Sono mani che scolpiscono, sono mani che con gesti precisi e misurati modellano l’aria intorno alle parole, come modellerebbero la creta intorno a un’immagine o guiderebbero lo scalpello lungo le linee di un’idea. Sono mani di uno scultore, quelle di Graziano Pompili, che recano i segni del fare e raccontano di forza ed esattezza, di delicatezza e di cultura. Quella cultura che trae molto da Heidegger, nel richiamo a titoli da cui traspare già molto del significato del suo lavoro: Poeticamente abita l’uomo, Sotto il cielo sopra la terra, Der Feldweg – Il sentiero tra i campi. Il resto è una poetica che prende vita dalla storia: “Veneri preistoriche, palafitte della pianura povere di tracce e ricche di mistero; incisioni rupestri, forme classiche in marmo e terracotta; i caratteri delle prime scritture pressati sulla tenera argilla… brani di storia che compongono l’alfabeto del mio linguaggio artistico”.

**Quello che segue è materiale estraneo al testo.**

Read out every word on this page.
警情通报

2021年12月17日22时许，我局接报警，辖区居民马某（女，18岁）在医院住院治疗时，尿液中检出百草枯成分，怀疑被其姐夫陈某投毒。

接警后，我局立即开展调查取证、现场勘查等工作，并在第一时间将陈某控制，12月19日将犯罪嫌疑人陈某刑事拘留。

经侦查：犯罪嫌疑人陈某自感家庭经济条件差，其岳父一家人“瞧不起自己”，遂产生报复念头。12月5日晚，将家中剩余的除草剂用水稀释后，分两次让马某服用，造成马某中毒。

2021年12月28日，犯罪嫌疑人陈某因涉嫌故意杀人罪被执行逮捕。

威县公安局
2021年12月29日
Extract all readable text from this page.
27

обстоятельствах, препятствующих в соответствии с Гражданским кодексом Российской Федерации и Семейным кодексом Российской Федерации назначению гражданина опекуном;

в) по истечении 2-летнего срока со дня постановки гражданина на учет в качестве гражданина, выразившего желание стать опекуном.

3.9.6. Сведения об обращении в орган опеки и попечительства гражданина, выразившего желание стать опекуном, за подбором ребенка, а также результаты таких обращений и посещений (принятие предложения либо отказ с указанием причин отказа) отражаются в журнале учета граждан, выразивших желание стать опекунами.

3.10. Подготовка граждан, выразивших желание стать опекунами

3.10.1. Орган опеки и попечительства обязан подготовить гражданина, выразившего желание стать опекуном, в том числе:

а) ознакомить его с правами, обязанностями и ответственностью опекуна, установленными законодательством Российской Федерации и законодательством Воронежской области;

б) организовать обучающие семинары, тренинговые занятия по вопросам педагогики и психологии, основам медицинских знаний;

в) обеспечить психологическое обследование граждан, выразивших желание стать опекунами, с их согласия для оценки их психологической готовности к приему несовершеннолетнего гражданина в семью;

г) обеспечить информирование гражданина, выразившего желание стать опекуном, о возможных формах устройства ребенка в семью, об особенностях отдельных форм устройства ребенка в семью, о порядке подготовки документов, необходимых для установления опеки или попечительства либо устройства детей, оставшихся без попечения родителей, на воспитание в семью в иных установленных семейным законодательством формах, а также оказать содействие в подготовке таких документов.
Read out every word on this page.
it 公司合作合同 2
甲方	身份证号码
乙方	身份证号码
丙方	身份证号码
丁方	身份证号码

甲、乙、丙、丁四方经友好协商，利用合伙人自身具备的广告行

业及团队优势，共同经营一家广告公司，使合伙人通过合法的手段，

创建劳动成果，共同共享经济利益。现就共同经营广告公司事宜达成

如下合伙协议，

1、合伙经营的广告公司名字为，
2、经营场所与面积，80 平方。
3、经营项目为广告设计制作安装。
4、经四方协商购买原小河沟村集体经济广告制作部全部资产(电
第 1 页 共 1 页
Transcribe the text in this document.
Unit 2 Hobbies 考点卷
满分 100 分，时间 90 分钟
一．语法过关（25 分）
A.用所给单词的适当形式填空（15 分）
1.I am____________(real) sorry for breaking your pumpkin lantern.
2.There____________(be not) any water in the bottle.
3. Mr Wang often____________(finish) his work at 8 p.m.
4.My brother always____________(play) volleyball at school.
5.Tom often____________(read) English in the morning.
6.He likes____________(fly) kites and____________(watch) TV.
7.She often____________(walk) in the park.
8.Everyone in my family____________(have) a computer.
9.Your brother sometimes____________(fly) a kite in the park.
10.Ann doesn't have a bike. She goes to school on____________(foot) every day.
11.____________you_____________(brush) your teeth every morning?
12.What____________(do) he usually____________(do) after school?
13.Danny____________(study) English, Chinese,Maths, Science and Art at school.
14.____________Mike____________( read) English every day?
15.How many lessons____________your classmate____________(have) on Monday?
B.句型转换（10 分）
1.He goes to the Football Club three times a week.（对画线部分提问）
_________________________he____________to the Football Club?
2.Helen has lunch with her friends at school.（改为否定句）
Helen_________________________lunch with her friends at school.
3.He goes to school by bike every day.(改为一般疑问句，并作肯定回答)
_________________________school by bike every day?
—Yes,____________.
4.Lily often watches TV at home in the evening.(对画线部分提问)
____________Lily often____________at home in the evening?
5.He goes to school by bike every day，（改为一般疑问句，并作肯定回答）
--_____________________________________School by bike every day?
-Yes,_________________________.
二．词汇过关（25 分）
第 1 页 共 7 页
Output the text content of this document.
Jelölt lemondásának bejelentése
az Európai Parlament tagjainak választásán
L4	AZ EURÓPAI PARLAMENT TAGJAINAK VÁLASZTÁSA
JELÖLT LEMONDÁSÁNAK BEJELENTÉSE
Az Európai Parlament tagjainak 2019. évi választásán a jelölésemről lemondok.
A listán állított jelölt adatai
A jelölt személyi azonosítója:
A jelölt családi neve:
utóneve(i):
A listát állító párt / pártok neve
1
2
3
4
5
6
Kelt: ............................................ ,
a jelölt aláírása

Esule da Fiume a Faenza ancora bambino, Graziano trova nella cittadina romagnola il luogo congeniale a quello che sarà, anni dopo, il suo mestiere: è tra argille e torni, tra forni e smalti che fa sua la ceramica, che impara le tecniche della plastica e comincia a raccogliere antichi cocci dalle campagne circostanti. Piccoli frammenti quasi senza valore, ma che recano il segno dell’uomo nelle loro decorazioni scolorite e scheggiate, che contengono la funzione del quotidiano, anche quando non hanno più una forma compiuta. E in questi piccoli ritrovamenti sono già in essere tutti i temi dell’opera di Pompili che, attraverso forme primarie e minimali, attraverso segni sottili sulla materia, ci conduce in un mondo incantato dove l’anima trova rifugio e rimette assieme i pezzi dei pensieri mediante un unico filo conduttore, quello della memoria.
Il suo laboratorio è un fienile accanto a una casa nella campagna reggiana, calda e accogliente: a piano terra un laboratorio vivo e pulsante, dove crisalidi di opere dialogano intensamente con il loro autore, al piano superiore un atelier raffinato, perfetto nella sua semplicità, disseminato di sculture in marmo e granito, dalle superfici alternativamente ruvide e grezze tanto quanto lisce e morbide, in modo che la pietra possa disvelare tutte le sue potenzialità tattili e cromatiche. Dalle aperture, dal terrazzo, la prospettiva cade sulle sculture più grandi che sorgono dalla terra del giardino e si fanno presenze significanti integrate nella natura, come è avvenuto nella splendida mostra del 2011 allestita dentro e fuori l’imponente rocca di Castel Pergine in Valsugana.
Al tema dell’antico è dedicata la serie delle Ri-archeologie, terrecotte dalle forme classiche intenzionalmente spezzate e ricucite insieme; poi la serie sulla casa, archetipo dell’abitare fin dalla preistoria, con le sue palafitte e terremare e con i volumi cubici e i tetti a falde, nidi chiusi e protetti che popolano l’immaginazione dei bambini; ancora, il tema delle tracce degli uomini nei paesaggi delle dolci colline emiliane, fino allo stagliarsi sorprendente, in mezzo a uno skyline ondulato, della Pietra di Bismantova.
“Graziano Pompili ha dato voce […] a un’idea dell’umana esistenza, che si è messa in viaggio dentro il mistero della vita e le asprezze del mondo con lo sguardo rivolto al futuro, ma con i piedi saldamente piantati dentro il proprio tempo, portandosi addosso, con il simbolo della casa e le esili tracce dell’antico, il fuoco inestinguibile della memoria, senza la quale ci si perde nel cammino della vita” (S. Parmiggiani).